MKTG SR - pasek na kartach artykułów

Kiedy pływak wpada w dygot

Redakcja
Fot. Krzysztof Żelawski
Fot. Krzysztof Żelawski
Dystans sześciu kilometrów między Ameryką Południową, a Ziemią Ognistą pokonał Pan w godzinę i 19 minut bez skafandra piankowego, bez płetw i innych ułatwień. Czego się Pan najbardziej obawiał?

Fot. Krzysztof Żelawski

Z RAFAŁEM ZIOBRĄ, pierwszym Polakiem i pierwszym Europejczykiem, który przepłynął wpław Cieśninę Magellana rozmawia Majka Lisińska-Kozioł

- Przede wszystkim lodowatej wody, której temperatura według oficjalnych pomiarów marynarki chilijskiej wynosiła 4,5 stopnia C. Choć odnoszę wrażenie, że temperatura przy powierzchni mogła być o 1 - 2 stopnie wyższa. Przeszkodą były też silne prądy oraz fale.

- Intensywne przygotowania w Polsce pod okiem trenerów Sławomira Żuka i Pedro Ordenesa trwały ponad pół roku. W oswajaniu się z niską temperaturą wody pomagało moczenie się w wannie z kostkami lodu, a gdy się ochłodziło - pływanie w Kryspinowie i na Zakrzówku.

- Po jednym z takich lodowych seansów straciłem czucie w ręce. Potem okazało się, że siedziałem w tym lodzie trzy razy dłużej, niż bardziej doświadczeni ode mnie znajomi z RPA. Zrobiłem przerwę i przez miesiąc trenowałem tylko na krytym basenie. Pod koniec października i na początku listopada znów zacząłem intensywniej myśleć o Magellanie. Zdawałem sobie sprawę, że basen nie wystarczy. Przeniosłem się do Kryspinowa i na Zakrzówek.
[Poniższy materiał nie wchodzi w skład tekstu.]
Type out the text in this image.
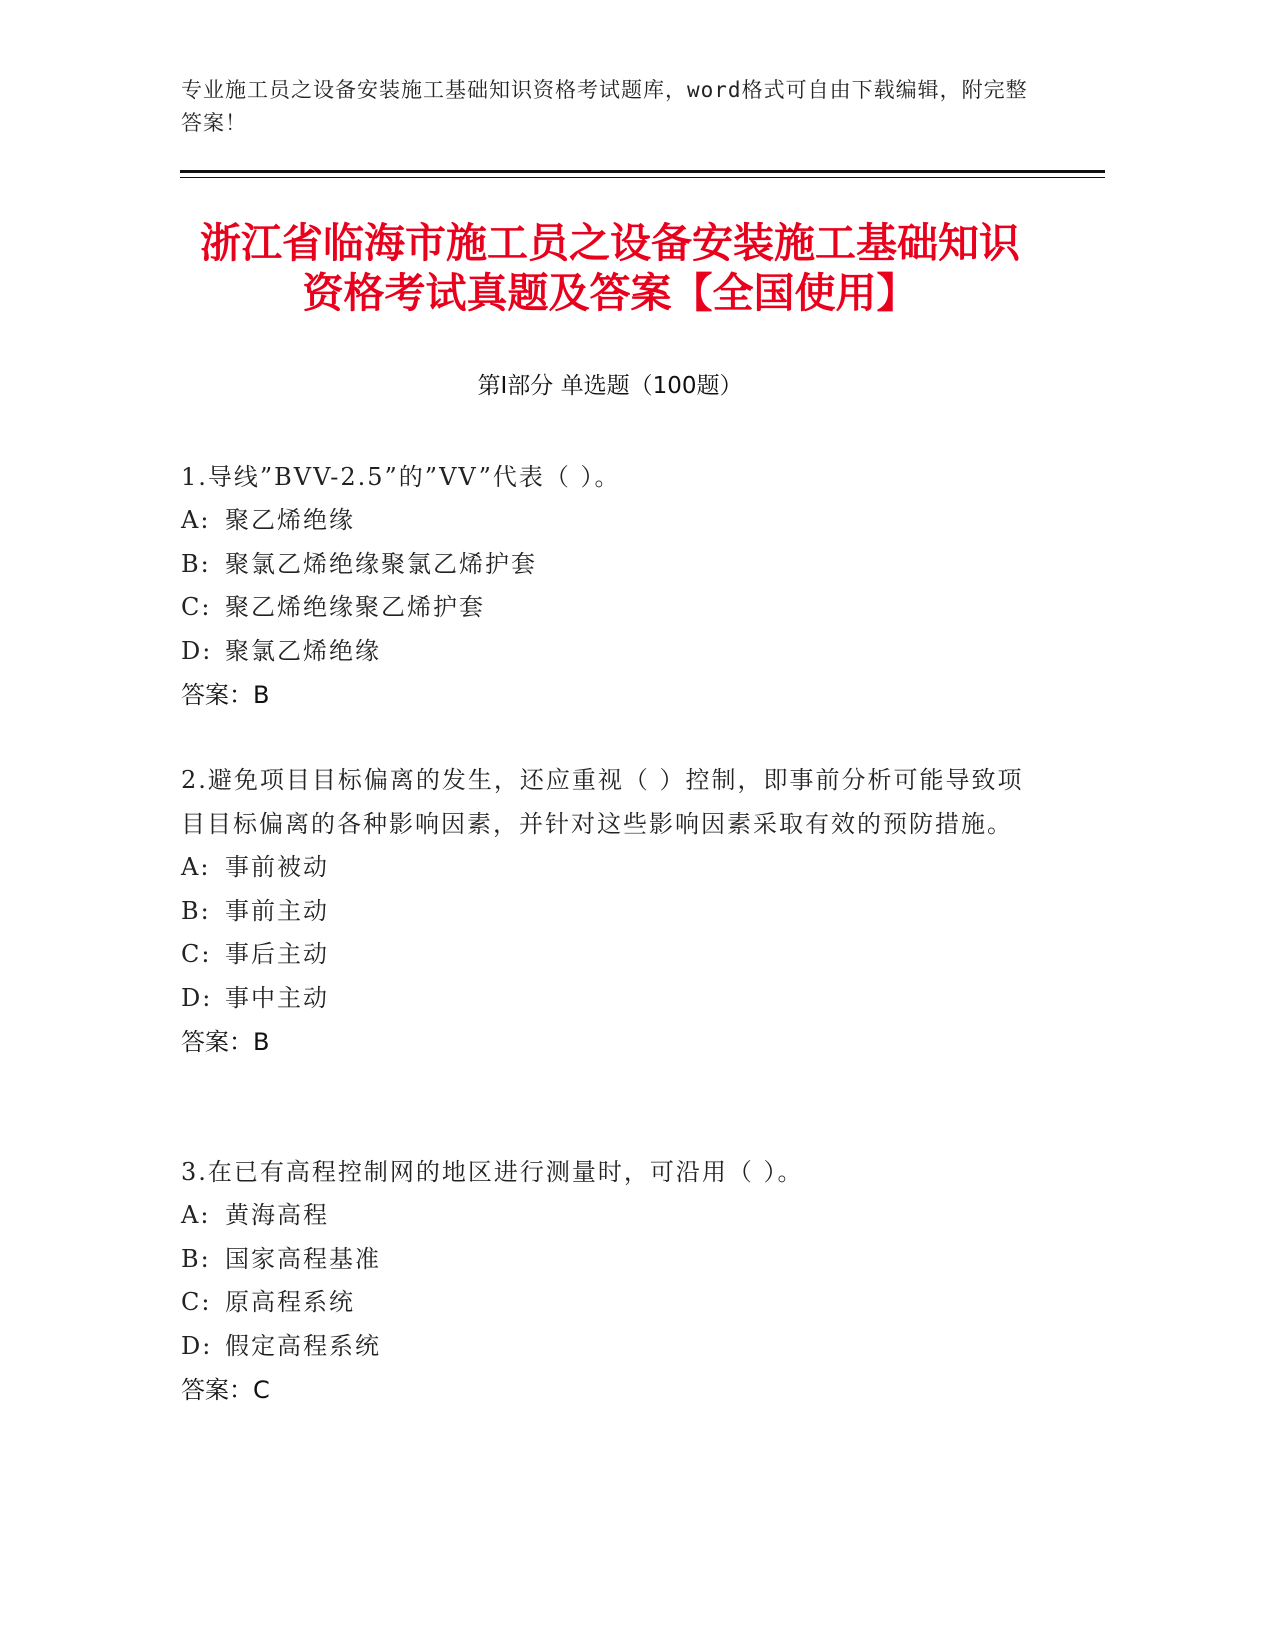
专业施工员之设备安装施工基础知识资格考试题库，word格式可自由下载编辑，附完整答案！
浙江省临海市施工员之设备安装施工基础知识资格考试真题及答案【全国使用】
第Ⅰ部分 单选题（100题）

1.导线”BVV-2.5”的”VV”代表（ ）。

A: 聚乙烯绝缘

B: 聚氯乙烯绝缘聚氯乙烯护套

C: 聚乙烯绝缘聚乙烯护套

D: 聚氯乙烯绝缘

答案：B

2.避免项目目标偏离的发生，还应重视（ ）控制，即事前分析可能导致项目目标偏离的各种影响因素，并针对这些影响因素采取有效的预防措施。

A: 事前被动

B: 事前主动

C: 事后主动

D: 事中主动

答案：B

3.在已有高程控制网的地区进行测量时，可沿用（ ）。

A: 黄海高程

B: 国家高程基准

C: 原高程系统

D: 假定高程系统

答案：C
- Miał pan asekurację podczas treningów?

- Zawsze była ze mną druga osoba. Uważałem, że choć woda ma 3 do 6 stopni, to jest stosunkowo płytko więc ratunek w razie potrzeby przyjdzie na czas. Któregoś dnia po pływackim treningu w wodzie, która miała 4-5 stopni, spotkałem kolegę, lekarza kardiologa. To on uświadomił mi, że zatrzymanie akcji serca w tak ekstremalnej sytuacji może nastąpić w każdej chwili, nawet nie będę wiedział kiedy. A mój towarzysz treningu, jeśli nawet zdoła mnie wyciągnąć, dozna w lodowatej wodzie szoku termicznego i obaj będziemy potrzebowali pomocy, która nie wiadomo kiedy nadejdzie.

Zdałem sobie sprawę, że lawirowałem na granicy bezpieczeństwa. Od tej pory czuwali nade mną na treningach ratownik medyczny Łukasz Kręglicki i lekarz Paweł Podsiadło oraz ambulans i ratownicy.

- A gdy Pan sobie uświadomił rozmiar ryzyka, które Pan podejmował, to co?

- Nogi się pode mną ugięły. Zrozumiałem, jak wielki udział w moim złym na ogół samopoczuciu po wyjściu z wody miał strach. Już na brzegu serce kołatało mi jak oszalałe, bo się bałem, choć myślałem, że to z wysiłku. W obecności lekarza i ratownika czułem się lepiej. Uświadomili mi też, że podstawą - po wyjściu z wody - jest przerwanie procesu wychładzania organizmu i rozpoczęcie etapu jego rozgrzewania. W tym celu trzeba się szybko przebrać w suche rzeczy i wejść do ciepłego pomieszczenia.

- Koledzy z RPA, którzy specjalizują się w długodystansowym pływaniu przygotowują się podobnie?

- Oni po wyjściu z lodowatej wody mają temperaturę powietrza 26 stopni, więc gdy staną na lądzie, proces wychładzania zatrzymuje się. W moim przypadku on po wyjściu z wody nadal postępował. Na brzegu witał mnie wiatr i 10-15 stopniowy mróz.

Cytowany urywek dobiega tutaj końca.